West Fueling Global Conflicts, Trying To Topple Moscow, Putin Says On WW2 Victory Day

Tyler Durden's Photo
by Tyler Durden
Thursday, May 09, 2024 - 10:00 PM

As fully expected, Russian President Vladimir Putin struck a defiant tone in his speech at Moscow’s Red Square for the annual events commemorating Russia's WW2 victory. Addressing thousands of soldiers in ceremonial attire, Putin accused the "arrogant" West of stoking conflict around the world

"We know what the exorbitance of such ambitions leads to. Russia will do everything to prevent a global clash," he said. "But at the same time, we will not allow anyone to threaten us. Our strategic forces are always in a state of combat readiness," he stressed in reference to the country's nuclear forces.

Via AP

The 71-year-old leader hailed that "Victory Day unites all generations," and vowed: "We are going forward relying on our centuries-old traditions and feel confident that together we will ensure a free and secure future of Russia."

He called Victory Day “very emotional and poignant" as "Every family is honoring its heroes, looking at pictures with dear faces and remembering their relatives and how they fought."

He contrasted the "heroes" - Russian troops fighting in Ukraine, with the West - which is "fueling regional conflicts, inter-ethnic and inter-religious strife and trying to contain sovereign and independent centers of global development."

Present for the ceremony was nearly 10,000 Russian troops, including 1,000 who have fought inside Ukraine.
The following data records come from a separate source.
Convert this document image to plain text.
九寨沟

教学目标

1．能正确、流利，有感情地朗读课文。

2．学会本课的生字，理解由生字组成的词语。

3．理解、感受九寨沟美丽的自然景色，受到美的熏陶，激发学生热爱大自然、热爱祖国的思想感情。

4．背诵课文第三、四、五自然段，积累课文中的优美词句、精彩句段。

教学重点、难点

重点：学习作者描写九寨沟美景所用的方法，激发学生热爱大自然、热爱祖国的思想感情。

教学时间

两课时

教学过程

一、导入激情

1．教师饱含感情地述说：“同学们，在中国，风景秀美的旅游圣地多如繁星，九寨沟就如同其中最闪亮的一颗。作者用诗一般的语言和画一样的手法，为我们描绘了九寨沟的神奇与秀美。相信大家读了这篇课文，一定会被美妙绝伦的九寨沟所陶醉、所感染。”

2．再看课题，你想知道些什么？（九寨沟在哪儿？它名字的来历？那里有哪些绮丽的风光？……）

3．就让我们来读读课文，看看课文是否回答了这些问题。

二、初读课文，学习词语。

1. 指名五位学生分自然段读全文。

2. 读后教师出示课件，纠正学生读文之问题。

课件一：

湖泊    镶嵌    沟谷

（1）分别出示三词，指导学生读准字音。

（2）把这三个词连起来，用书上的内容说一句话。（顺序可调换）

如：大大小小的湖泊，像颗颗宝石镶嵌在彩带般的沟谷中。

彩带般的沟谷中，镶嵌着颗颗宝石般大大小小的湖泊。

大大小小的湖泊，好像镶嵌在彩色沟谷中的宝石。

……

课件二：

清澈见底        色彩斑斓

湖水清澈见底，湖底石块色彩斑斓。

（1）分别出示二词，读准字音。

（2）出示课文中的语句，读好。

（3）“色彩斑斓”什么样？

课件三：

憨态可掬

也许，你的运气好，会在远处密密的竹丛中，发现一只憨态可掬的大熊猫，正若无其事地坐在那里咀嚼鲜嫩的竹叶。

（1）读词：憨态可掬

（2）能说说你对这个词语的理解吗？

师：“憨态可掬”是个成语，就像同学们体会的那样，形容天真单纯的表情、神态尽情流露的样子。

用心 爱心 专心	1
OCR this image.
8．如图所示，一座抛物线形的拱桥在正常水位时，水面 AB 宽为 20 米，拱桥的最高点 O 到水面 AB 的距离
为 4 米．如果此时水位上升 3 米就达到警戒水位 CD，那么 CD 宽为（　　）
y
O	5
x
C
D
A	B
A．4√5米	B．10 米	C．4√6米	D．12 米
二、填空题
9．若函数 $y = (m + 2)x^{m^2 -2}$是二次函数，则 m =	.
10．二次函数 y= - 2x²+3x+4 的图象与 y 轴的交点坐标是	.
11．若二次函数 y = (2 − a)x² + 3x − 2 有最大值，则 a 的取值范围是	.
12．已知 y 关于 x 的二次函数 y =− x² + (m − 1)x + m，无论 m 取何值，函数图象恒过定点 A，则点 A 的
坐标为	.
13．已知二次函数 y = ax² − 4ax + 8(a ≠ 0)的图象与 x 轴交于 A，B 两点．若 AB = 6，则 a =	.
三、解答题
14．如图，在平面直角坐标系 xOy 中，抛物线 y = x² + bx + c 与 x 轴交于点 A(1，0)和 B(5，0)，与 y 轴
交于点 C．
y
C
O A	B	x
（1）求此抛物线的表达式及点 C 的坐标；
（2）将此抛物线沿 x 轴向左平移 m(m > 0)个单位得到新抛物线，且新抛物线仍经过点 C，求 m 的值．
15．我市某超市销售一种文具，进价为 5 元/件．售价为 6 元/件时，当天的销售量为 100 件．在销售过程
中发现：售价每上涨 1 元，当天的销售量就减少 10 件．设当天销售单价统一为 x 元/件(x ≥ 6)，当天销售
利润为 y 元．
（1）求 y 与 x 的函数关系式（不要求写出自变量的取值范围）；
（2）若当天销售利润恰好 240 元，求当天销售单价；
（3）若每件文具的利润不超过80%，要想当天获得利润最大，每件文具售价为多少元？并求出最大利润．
According to AP correspondents, Putin underscored his 'nuclear deterrent' messaging by having nuke-capable missiles present

Nuclear-capable Yars intercontinental ballistic missiles were pulled across Red Square, underscoring his message.

The Soviet Union lost about 27 million people in World War II, an estimate that many historians consider conservative, scarring virtually every family.

One theme which emerged from Putin's speech is that the West has ignored and forgotten the immense sacrifice that Russians made in defeating the Nazis in WW2.

Putin's family too was personally impacted by the war and defense of the homeland:

As Putin tells it, his father, also named Vladimir, came home from a military hospital during the war to see workers trying to take away his wife, Maria, who had been declared dead of starvation. But the elder Putin did not believe she had died — saying she had only lost consciousness, weak with hunger. Their first child, Viktor, died during the siege when he was 3, one of more than 1 million Leningrad residents who died in the 872-day blockade, most of them from starvation.

For several years, Putin carried a photo of his father in Victory Day marches — as did others honoring relatives who were war veterans — in what was called the “Immortal Regiment.”

Putin in the speech emphasized, "Today we see how the truth about the Second World War is being distorted. It hinders those who are used to building their essentially colonial policy on hypocrisy and lies."

He also addressed the Ukraine conflict specifically, pointing out that the entire West is working tirelessly to defeat Moscow.

"We know, and you know this better than anyone else, the enemy has enough modern tools, since the entire Western community is working for our enemy, dreaming about Russia ceasing to exist in its current form," Putin described.

Putin concluded his speech with the words, "Glory to the valiant armed forces! For Russia! For victory! Hurray!"

He called what's going on a "system of confrontation" by the collective West, which views Russia as "weak". "I am sure they are now convinced that this was far from the reality, and rather the opposite is true," he emphasized.